My goal is to figure out how to see if the value in integer count > 0
.
I realize the count.compare(0)
is the correct way? or is it count.equals(0)
?
I know the count == 0
is incorrect. Is this right? Is there a value comparison operator where its just count=0
?
To figure out if an Integer
is greater than 0, you can:
check if compareTo(O)
returns a positive number:
if (count.compareTo(0) > 0)
...
But that looks pretty silly, doesn't it? Better just...
use autoboxing1:
if (count > 0)
....
This is equivalent to:
if (count.intValue() > 0)
...
It is important to note that "==
" is evaluated like this, with the Integer
operand unboxed rather than the int
operand boxed.
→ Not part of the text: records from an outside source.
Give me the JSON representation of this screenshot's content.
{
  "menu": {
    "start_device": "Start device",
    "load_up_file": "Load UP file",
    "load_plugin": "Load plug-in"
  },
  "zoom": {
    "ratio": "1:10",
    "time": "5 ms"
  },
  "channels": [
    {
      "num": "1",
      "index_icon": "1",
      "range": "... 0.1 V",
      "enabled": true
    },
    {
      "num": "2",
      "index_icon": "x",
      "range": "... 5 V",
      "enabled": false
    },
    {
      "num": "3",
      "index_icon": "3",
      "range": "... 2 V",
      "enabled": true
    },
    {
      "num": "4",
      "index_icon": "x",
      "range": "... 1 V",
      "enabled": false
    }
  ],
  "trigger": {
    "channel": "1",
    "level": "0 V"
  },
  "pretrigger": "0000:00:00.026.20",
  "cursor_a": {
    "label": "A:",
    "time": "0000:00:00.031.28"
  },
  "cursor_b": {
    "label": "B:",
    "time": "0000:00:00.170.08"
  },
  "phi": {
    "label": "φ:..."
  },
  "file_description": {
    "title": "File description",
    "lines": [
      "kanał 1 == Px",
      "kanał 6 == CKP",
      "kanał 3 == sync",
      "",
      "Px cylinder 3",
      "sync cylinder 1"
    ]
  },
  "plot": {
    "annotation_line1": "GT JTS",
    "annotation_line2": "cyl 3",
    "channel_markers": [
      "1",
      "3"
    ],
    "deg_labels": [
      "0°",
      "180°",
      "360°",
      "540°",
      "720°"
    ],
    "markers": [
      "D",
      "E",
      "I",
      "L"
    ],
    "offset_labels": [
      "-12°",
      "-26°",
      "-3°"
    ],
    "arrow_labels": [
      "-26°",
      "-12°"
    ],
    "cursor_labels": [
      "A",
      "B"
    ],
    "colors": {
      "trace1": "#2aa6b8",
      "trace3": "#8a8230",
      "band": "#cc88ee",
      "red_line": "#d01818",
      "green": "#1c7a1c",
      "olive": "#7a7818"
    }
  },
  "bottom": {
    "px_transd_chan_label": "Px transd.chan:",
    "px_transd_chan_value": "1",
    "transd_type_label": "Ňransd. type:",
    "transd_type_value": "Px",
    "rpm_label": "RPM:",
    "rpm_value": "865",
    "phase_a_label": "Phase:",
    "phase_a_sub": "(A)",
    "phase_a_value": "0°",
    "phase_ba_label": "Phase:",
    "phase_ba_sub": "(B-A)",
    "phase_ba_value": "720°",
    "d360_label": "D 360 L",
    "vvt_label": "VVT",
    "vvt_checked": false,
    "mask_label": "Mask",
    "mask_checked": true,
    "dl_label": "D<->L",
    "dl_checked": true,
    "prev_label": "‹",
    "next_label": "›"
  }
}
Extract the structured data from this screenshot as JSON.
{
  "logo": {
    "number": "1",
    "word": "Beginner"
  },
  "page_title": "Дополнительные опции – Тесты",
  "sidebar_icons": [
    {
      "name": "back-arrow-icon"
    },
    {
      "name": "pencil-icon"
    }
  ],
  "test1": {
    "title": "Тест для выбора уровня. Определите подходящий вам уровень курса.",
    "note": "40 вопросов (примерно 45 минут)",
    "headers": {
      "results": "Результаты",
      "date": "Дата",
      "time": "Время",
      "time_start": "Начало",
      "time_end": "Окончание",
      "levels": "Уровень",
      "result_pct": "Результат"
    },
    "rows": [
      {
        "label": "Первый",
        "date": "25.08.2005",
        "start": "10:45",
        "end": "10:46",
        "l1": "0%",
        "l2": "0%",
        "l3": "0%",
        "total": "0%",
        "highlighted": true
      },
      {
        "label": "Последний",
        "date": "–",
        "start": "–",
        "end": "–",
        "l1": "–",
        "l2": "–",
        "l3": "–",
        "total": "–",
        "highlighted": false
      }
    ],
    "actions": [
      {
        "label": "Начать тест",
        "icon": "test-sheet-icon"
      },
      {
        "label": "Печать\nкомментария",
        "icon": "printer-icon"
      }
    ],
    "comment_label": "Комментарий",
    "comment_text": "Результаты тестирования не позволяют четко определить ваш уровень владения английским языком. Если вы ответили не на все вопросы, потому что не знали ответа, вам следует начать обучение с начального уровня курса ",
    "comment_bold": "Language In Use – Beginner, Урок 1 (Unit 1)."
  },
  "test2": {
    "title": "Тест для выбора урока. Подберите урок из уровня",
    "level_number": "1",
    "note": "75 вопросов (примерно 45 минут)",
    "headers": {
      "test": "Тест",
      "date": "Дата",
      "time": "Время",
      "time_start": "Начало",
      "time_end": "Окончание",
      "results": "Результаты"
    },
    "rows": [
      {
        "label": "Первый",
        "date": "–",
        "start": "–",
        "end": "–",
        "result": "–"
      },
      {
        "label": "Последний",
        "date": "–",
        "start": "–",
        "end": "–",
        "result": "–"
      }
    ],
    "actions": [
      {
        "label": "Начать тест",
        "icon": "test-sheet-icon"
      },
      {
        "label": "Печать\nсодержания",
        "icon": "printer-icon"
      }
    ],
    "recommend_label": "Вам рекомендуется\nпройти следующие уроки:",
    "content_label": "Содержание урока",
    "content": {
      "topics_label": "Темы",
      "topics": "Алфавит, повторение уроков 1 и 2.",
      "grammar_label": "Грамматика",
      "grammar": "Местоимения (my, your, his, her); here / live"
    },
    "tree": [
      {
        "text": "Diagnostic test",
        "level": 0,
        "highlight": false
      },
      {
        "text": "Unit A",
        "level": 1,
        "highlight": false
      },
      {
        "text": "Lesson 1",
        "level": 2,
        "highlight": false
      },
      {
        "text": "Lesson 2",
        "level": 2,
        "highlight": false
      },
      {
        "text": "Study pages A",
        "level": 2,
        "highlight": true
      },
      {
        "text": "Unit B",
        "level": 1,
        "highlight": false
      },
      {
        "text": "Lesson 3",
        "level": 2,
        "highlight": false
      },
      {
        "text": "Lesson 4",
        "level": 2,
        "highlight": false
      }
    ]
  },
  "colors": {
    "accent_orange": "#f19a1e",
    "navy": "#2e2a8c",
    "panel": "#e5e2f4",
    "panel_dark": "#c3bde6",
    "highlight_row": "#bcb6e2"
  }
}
Otherwise, count == 0
would return false when count
was initialized as new Integer(0)
(because "==
" tests for reference equality).
1Technically, the first example uses autoboxing (before Java 1.5 you couldn't pass an int
to compareTo
) and the second example uses unboxing. The combined feature is often simply called "autoboxing" for short, which is often then extended into calling both types of conversions "autoboxing". I apologize for my lax usage of terminology.